CUPE to receive 7% raise over four years following March 30 contract approval
vancouver_city_hall_credit_josef_hanus__shutterstockcom_
Vancouver City Hall | Josef Hanus / Shutterstock.com

The City of Vancouver’s 1,600 outside workers are in line for a 7% raise over the next four years, and the city will spend $200,000 so that its union, CUPE Local 1004, can explore contracting-in.

Those are key elements of the new contract that was reached March 11 after almost three months of on-and-off talks and put to membership at a March 30 meeting. Local 1004 leaders have recommended the rank-and-file vote yes in online voting that began March 31.

The tentative deal, obtained by Business in Vancouver, calls for increases of 1.25% this year, 1.75% next year and another 2% in 2018 and 2019. It’s slightly more than the 6.75% hike over the life of the four-year deal that expired at the end of 2015.

The 49-page agreement highlights and memorandum of settlement includes a letter of agreement to renew a joint committee of three representatives from each side to “examine services that are contracted to external vendors and that could be performed by members of CUPE Local 1004 with improved value for the city’s investment in such service.”

City hall committed to fund staff and/or consulting resources up to $50,000 per year. Gardeners and snow removal contractors at city hall will be the first external vendors reviewed.

“The employer will provide information necessary to the committee in order for it to fulfill its mandate, subject to commercial obligations and the Freedom of Information and Protection of Privacy Act,” said the agreement. “Where the committee develops a valid business case for an alternative approach to the use of external vendors for a particular service, the committee may make recommendations to the city manager, general manager, financial services group and the general manager, engineering and/or general manager, parks and recreation, as appropriate.”

The close relationship between CUPE Local 1004 and the ruling Vision Vancouver became a dominant issue of the 2014 civic election after the Vancouver Courier revealed that four Vision candidates, including Coun. Geoff Meggs and Coun. Raymond Louie, appeared at a CUPE meeting and promised the party would not expand contracting out. Later at the same October 14, 2014, meeting, Local 1004 members voted to donate $34,000 to Vision, a sum that would eventually be matched by CUPE’s provincial and national offices.

After Vision won a third majority on city council, the party reported to Elections BC that it received almost $231,000 in donations from various arms of CUPE. In the year before the election, Vision had unsuccessfully lobbied the provincial government to ban corporate and union campaign donations. Vision opted against self-restraint in the 2014 campaign. It reported, in February 2016-amended, filings that it raised a record $3.41 million, thanks to $2.26 million from corporations and $385,000 from unions.

A leaked audio recording of that meeting included Local 1004 political action committee member Kyla Epstein commenting that the goal of the union’s donation was to “curry favour with Vision in the next round of negotiations which ... are coming up, but also not give them the whole pie.
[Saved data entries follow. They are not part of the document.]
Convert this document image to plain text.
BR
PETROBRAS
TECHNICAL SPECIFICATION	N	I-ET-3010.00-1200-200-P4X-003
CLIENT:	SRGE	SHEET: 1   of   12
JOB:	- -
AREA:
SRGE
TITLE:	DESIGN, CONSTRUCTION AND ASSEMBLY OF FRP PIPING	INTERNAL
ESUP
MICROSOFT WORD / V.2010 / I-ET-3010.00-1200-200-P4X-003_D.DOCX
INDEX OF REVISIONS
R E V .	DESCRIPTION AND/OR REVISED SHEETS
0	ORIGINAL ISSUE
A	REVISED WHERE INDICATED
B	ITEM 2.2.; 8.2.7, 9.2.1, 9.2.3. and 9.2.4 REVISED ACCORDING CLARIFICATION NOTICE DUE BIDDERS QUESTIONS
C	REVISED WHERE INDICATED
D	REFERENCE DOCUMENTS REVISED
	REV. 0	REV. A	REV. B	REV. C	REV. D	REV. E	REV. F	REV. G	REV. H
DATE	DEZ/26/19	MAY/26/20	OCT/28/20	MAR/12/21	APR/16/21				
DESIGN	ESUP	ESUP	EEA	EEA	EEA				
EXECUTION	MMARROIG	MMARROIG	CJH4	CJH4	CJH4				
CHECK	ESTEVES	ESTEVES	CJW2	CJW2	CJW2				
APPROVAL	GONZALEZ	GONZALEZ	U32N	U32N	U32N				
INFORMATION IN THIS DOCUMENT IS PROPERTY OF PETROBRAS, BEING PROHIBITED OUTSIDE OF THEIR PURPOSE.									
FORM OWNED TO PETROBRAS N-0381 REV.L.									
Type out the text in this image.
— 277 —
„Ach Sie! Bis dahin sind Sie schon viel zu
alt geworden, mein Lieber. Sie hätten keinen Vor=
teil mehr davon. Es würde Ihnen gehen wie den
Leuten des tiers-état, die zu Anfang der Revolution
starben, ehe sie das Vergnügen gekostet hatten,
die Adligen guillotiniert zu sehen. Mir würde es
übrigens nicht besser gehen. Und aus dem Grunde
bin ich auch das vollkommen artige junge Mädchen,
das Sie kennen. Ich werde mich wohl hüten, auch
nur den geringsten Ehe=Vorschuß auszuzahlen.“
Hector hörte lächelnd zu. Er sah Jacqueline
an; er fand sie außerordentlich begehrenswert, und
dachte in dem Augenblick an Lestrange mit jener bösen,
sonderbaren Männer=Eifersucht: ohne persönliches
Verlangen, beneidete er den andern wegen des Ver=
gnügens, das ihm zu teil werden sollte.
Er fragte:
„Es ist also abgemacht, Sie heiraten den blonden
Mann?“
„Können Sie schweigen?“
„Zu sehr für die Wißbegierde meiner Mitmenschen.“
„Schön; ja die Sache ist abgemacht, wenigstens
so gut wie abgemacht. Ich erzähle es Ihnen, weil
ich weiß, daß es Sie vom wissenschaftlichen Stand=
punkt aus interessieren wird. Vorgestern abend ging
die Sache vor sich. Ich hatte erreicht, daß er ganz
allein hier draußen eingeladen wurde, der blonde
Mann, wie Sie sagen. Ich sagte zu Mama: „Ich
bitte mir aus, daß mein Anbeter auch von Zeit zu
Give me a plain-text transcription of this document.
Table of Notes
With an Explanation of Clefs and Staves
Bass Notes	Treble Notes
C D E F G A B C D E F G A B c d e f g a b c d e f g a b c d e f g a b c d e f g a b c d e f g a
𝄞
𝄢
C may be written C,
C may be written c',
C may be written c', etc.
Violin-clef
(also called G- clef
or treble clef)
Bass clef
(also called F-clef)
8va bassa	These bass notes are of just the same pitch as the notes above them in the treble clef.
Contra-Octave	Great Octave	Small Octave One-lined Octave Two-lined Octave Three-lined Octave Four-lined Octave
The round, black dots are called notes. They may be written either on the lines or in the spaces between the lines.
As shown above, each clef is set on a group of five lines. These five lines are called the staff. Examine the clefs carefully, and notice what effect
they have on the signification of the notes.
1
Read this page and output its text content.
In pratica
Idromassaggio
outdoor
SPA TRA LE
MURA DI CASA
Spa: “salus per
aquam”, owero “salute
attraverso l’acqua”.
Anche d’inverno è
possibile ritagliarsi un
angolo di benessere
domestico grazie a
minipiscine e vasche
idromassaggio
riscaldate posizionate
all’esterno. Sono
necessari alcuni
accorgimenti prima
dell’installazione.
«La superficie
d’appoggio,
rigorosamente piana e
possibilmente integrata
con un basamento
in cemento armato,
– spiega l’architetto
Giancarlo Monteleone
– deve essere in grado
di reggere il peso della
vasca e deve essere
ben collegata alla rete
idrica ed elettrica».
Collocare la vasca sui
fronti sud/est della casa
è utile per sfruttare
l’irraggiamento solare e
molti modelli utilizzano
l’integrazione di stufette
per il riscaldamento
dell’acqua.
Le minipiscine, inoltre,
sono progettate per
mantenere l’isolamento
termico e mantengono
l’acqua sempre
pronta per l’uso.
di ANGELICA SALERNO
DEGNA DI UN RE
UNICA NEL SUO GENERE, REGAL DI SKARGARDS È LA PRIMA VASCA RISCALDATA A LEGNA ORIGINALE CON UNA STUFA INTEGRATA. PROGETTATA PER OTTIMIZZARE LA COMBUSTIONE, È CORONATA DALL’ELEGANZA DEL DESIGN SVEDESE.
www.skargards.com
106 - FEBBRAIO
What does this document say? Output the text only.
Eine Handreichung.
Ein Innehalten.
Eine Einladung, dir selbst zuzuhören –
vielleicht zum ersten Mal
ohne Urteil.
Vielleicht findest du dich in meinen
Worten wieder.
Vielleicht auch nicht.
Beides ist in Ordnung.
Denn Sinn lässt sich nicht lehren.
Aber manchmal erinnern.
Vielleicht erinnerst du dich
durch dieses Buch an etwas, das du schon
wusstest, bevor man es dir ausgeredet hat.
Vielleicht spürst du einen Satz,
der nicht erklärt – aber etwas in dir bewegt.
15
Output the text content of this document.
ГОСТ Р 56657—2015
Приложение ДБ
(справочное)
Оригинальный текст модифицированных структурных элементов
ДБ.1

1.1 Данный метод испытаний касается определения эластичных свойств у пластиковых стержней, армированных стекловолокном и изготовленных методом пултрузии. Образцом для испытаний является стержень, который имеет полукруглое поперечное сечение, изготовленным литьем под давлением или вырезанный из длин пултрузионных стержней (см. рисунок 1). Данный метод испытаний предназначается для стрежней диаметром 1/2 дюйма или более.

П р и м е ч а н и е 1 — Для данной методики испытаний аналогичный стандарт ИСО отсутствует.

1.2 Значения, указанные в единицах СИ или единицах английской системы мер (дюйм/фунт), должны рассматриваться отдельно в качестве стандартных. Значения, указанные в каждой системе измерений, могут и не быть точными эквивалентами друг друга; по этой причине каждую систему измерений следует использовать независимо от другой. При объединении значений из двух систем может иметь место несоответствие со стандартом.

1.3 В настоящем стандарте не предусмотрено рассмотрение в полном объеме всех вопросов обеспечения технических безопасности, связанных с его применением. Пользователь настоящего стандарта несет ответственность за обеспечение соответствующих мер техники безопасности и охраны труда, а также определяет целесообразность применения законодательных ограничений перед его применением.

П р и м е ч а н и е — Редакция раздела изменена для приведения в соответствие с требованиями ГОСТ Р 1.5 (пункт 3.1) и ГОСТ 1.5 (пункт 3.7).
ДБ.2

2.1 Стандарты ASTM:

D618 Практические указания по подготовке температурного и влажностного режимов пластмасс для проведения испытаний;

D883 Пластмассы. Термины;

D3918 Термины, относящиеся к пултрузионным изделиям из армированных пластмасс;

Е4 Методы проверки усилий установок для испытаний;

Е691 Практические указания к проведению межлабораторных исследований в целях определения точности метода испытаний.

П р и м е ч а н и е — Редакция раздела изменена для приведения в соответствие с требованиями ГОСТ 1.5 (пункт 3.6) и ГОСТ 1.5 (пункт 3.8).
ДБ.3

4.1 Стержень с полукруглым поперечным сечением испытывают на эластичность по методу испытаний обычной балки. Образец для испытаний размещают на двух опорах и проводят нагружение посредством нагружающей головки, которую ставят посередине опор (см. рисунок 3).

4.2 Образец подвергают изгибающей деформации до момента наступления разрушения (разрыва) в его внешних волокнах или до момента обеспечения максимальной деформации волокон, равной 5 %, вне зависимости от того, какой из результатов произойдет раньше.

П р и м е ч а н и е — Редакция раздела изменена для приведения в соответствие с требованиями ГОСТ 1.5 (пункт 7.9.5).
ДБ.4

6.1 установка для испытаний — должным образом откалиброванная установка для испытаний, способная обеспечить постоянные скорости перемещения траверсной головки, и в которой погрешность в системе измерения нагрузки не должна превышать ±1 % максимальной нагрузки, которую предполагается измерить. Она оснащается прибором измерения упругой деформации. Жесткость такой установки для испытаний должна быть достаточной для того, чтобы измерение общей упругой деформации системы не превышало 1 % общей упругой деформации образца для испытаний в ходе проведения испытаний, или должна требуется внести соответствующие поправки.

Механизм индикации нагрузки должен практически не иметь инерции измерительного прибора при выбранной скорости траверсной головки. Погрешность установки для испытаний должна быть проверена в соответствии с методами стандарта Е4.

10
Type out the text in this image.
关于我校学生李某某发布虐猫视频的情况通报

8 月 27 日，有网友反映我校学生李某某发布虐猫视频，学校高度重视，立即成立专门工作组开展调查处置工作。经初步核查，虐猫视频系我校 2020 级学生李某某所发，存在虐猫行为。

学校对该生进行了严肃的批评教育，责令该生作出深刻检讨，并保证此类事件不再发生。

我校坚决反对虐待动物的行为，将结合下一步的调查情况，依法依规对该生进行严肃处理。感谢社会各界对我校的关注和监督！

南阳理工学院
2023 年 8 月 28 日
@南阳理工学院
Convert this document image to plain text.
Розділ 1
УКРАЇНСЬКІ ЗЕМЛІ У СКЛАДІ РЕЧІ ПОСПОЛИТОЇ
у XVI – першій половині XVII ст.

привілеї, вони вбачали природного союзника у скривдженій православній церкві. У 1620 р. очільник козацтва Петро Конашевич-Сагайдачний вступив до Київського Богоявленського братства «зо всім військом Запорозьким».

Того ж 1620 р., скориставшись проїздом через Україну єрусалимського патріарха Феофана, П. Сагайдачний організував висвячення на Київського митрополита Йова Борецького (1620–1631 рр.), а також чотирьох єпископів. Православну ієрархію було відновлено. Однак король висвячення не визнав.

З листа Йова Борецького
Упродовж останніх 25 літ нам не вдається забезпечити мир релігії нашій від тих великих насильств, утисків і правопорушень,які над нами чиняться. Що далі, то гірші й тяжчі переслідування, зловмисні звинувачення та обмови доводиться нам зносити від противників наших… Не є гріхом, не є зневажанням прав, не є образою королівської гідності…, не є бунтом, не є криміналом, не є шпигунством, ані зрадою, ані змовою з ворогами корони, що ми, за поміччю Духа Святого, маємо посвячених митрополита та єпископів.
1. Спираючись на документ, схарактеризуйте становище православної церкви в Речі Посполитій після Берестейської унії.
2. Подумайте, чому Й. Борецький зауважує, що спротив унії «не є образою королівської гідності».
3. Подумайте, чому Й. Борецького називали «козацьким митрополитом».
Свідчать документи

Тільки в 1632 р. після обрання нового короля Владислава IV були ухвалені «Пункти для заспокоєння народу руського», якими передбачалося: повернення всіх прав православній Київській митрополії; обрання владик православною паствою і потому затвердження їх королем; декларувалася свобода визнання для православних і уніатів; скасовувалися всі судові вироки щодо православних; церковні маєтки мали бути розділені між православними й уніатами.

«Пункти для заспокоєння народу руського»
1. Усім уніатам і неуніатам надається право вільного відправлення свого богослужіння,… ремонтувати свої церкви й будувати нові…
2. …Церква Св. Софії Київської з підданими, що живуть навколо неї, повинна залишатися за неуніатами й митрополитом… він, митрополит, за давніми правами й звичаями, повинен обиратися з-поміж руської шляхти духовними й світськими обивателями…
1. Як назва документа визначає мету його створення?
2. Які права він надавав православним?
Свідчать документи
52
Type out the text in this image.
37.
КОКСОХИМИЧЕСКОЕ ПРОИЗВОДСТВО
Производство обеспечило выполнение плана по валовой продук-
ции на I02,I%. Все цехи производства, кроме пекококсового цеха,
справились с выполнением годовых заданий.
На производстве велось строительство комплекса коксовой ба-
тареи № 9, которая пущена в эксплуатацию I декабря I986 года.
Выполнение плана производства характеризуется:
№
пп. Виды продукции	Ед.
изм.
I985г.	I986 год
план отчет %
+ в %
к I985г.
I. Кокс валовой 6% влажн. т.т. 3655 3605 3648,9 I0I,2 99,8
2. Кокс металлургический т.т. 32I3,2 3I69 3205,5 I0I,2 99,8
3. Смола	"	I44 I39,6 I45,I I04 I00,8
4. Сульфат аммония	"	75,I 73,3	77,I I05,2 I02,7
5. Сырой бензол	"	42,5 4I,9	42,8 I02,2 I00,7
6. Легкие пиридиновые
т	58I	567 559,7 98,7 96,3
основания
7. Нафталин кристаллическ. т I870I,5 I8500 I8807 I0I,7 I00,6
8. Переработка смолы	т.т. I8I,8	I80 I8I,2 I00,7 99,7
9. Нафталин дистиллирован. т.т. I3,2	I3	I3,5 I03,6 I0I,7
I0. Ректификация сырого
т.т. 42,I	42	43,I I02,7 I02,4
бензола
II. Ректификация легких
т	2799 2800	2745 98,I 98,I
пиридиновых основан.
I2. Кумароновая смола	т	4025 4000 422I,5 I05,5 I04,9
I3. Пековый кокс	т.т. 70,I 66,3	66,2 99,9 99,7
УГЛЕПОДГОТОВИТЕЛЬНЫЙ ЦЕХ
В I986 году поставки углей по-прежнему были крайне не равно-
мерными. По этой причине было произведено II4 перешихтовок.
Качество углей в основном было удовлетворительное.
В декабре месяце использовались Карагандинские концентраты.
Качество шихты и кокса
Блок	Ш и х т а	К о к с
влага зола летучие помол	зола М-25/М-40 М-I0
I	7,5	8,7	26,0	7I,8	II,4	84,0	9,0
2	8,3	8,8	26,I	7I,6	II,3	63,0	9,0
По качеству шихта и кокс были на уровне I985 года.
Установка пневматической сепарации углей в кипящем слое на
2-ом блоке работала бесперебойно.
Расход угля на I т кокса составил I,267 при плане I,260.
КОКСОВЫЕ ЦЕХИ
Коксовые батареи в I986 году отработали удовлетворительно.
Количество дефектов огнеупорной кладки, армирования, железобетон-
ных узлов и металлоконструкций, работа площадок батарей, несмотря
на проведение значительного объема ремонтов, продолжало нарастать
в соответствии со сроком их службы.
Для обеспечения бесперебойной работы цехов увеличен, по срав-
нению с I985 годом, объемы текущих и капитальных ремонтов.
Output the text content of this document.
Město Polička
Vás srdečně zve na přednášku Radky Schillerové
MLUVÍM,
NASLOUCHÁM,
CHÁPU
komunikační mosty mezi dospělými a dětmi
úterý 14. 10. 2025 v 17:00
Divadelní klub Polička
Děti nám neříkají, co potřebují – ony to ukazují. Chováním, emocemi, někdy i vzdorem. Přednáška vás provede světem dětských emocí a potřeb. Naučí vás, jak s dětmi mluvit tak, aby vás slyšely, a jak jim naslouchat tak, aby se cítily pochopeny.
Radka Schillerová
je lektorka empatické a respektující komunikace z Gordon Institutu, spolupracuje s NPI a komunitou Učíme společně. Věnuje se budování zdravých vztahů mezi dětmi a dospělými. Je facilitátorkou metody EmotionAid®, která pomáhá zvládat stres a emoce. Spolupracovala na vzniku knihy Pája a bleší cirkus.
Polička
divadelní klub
Our support is not unconditional.”

In April 2015, a BC Supreme Court judge dismissed a post-election conflict-of-interest petition by five citizens who aimed to unseat Meggs and Mayor Gregor Robertson over their acceptance of the CUPE donations.

Last September, the opposition NPA apologized to Vision, and the two parties agreed to an out-of-court settlement over allegations during the election by Robertson-challenger Kirk LaPointe that the Vision promise and Local 1004 donation were corrupt. LaPointe is now vice-president of audience and business development with BIV.

The memorandum of settlement also includes a shift premium increase of $1 an hour (up from $0.85 an hour) and a first aid premium increase to  $0.90 an hour (up from  $0.80). Self-inflicted injury and foreign criminal conviction were deleted as disqualification for disability benefits. Indigenous members seeking elected office on a First Nations band council can take leave, while a letter of understanding was reached over leave due to incarceration.

Contract negotiations began December 18, 2015, for the 1,600 outside workers on water, sewer, streets, sanitation and parks and recreation crews.

B.C.’s year-over-year inflation rate was 1.6% in February.